3.2. Comparison of Treatment of Patients for Whom NIV Succeeded and Failed
The NIV treatments of the two groups are compared in Table 2. Most NIV patients had hypercapnic RF and more patients with hypercapnic RF experienced NIV success than failure. The median PaO2/FiO2 ratio and PaCO2 values of these patients were 211 and 65 mmHg, respectively. Considering heart and respiratory rates, the PaO2/FiO2 ratio, and PaCO2, patients for whom NIV was successful had milder disease than those for whom NIV failed.
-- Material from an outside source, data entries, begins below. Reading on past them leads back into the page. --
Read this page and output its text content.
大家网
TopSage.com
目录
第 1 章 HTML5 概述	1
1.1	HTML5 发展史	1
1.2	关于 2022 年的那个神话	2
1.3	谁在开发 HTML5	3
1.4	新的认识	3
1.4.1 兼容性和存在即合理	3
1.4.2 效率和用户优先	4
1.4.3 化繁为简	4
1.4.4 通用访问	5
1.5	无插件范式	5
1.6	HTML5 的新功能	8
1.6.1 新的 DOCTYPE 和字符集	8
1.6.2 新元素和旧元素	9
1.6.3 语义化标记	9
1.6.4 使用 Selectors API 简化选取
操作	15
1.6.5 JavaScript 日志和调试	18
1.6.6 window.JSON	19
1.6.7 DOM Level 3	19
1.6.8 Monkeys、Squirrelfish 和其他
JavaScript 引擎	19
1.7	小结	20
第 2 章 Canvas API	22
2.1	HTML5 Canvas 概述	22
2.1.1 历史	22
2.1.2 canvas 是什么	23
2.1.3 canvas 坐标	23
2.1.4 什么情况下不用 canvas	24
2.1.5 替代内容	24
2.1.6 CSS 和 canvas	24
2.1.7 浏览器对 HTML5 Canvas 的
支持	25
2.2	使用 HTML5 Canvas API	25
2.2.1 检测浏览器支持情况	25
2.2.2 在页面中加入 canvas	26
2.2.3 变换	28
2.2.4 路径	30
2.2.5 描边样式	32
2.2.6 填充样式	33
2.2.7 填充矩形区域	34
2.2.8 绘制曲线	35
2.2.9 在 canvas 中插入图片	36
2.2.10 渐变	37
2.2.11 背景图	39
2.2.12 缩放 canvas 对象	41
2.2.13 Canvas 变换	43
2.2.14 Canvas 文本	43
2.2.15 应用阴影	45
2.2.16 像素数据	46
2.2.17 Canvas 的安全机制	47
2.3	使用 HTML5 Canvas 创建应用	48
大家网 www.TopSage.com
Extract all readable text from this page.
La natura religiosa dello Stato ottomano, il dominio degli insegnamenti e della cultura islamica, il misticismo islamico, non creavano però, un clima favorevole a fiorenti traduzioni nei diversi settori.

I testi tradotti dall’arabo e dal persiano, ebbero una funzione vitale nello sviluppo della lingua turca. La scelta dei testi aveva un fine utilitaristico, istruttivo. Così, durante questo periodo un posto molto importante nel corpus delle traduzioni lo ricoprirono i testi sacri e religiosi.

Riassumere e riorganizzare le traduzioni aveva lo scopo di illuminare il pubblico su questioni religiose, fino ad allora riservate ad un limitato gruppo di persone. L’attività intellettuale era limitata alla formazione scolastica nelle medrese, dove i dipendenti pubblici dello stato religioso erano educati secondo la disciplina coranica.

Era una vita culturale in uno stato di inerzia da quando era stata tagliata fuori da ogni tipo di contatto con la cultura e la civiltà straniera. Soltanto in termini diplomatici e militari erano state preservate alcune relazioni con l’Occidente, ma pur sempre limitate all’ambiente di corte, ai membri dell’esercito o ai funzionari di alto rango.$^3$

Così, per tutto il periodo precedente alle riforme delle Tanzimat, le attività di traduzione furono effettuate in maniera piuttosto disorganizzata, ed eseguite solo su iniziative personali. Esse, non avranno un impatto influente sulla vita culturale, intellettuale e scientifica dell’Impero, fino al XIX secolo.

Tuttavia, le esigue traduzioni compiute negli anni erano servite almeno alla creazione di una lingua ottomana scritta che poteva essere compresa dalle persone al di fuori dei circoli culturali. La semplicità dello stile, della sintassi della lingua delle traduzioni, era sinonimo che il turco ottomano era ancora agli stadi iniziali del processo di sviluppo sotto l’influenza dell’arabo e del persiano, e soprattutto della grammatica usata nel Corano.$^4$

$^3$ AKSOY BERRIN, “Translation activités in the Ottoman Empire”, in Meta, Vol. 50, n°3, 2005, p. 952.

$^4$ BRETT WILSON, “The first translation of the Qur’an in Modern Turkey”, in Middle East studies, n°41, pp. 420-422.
Most patients were initially prescribed NIV in an ICU; patients prescribed NIV in general wards were transferred to ICUs. Most patients used oronasal masks. Typically, the initial NIV setting was pressure support mode; the initial IPAP and EPAP settings were 15 and 5 cm H2O. Eleven patients required sedatives during NIV; NIV was delivered for 15 h/day. Almost 15% of patients experienced skin erythema and large leakages, but the two groups did not differ significantly.
Table 2.
Comparison of treatment of patients for whom NIV succeeded and failed.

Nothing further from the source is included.